A woman with a history of recent head trauma presented to the ED with chest pain, and was diagnosed with an acute myocardial infarction.

“The EP’s documentation noted she had been admitted 11 days earlier after falling at home and sustaining a head trauma that resulted in a laceration to the forehead,” Greenberg says. The patient received nitroglycerin and morphine. The EP consulted a cardiologist, but failed to communicate the patient’s history of recent head trauma during the discussion.

The cardiologist recommended metoprolol and tenecteplase, a thrombolytic medication that is contraindicated in patients with recent trauma because of increased risk of bleeding. The hospital’s policy listed head injury within the previous three months as a contraindication for tenecteplase.

The patient was started on the medication, and a cardiac catheterization was performed. After the procedure, a change in mental status was noted, and a neurologist was consulted. On exam, the patient’s pupils were fixed and nonreactive, and the patient was intubated.

A CT scan of the head showed a massive subarachnoid bleeding. “The family decided to provide comfort care for the patient, and the autopsy listed the cause of death as subarachnoid bleed due to thrombolytic therapy,” Greenberg notes. “The case settled for $80,000.”

An 84-year-old woman presented to the ED with symptoms of urinary tract infection. The patient reported a previous allergic reaction to ciprofloxacin. “The ED resident ordered [nitrofurantoin] after discussion with the attending,” Greenberg explains. The patient was discharged to the assisted living facility.

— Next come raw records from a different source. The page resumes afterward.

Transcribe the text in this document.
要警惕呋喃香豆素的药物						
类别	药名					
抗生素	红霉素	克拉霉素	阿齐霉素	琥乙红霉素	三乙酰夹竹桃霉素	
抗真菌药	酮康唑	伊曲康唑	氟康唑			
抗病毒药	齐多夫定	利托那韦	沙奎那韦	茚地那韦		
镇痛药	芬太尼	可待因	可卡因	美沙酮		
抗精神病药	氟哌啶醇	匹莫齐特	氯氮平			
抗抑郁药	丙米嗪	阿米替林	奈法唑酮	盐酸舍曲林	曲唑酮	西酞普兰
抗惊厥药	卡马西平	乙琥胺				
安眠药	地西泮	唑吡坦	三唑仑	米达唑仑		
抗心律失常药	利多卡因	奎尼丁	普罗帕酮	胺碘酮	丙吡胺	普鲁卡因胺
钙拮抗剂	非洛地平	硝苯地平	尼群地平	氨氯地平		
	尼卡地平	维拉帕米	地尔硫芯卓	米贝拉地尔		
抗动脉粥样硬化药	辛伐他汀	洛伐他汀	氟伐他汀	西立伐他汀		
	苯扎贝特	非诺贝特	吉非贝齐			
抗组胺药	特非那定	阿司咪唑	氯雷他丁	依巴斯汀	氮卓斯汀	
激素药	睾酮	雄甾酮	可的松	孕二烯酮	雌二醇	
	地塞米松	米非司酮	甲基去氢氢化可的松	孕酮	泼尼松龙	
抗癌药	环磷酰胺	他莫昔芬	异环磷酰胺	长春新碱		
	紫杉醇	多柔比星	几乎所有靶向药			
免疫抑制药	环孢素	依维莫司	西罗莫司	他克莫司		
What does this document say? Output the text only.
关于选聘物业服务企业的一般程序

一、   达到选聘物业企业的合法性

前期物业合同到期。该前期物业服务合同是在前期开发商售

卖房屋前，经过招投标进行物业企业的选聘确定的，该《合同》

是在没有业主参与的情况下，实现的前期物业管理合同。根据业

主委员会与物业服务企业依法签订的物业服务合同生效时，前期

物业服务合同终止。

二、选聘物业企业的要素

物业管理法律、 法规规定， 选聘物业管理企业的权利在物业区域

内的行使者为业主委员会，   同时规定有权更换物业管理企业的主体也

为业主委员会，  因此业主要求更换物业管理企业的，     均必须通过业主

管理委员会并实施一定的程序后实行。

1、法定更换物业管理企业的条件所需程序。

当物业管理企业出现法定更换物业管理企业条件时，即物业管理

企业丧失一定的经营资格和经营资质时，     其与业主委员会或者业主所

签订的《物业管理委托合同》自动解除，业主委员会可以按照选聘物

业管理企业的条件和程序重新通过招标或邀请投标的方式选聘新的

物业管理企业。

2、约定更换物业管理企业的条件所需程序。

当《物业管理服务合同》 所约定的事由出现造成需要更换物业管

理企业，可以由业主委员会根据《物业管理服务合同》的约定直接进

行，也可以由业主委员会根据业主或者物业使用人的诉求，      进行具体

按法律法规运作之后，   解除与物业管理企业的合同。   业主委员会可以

Four days later, she was transported to the ED with severe back pain, and diagnosed with urosepsis and hyperkalemia. “The patient suffered acute delirium, pyelonephritis, urinary retention, and chronic back pain,” Greenberg says.

After researching the patient’s medication list during the second ED visit, the ED director established that nitrofurantoin was not appropriate for elderly females with urinary tract infection.

“Additionally, on review, it was noted that a kidney panel should have been done prior to ordering the drug,” Greenberg says. “The case settled for $16,000.”

REFERENCE

  1. CRICO Strategies. Medication-related malpractice risks: CRICO 2016 CBS Benchmarking Report. Boston; May 27, 2017.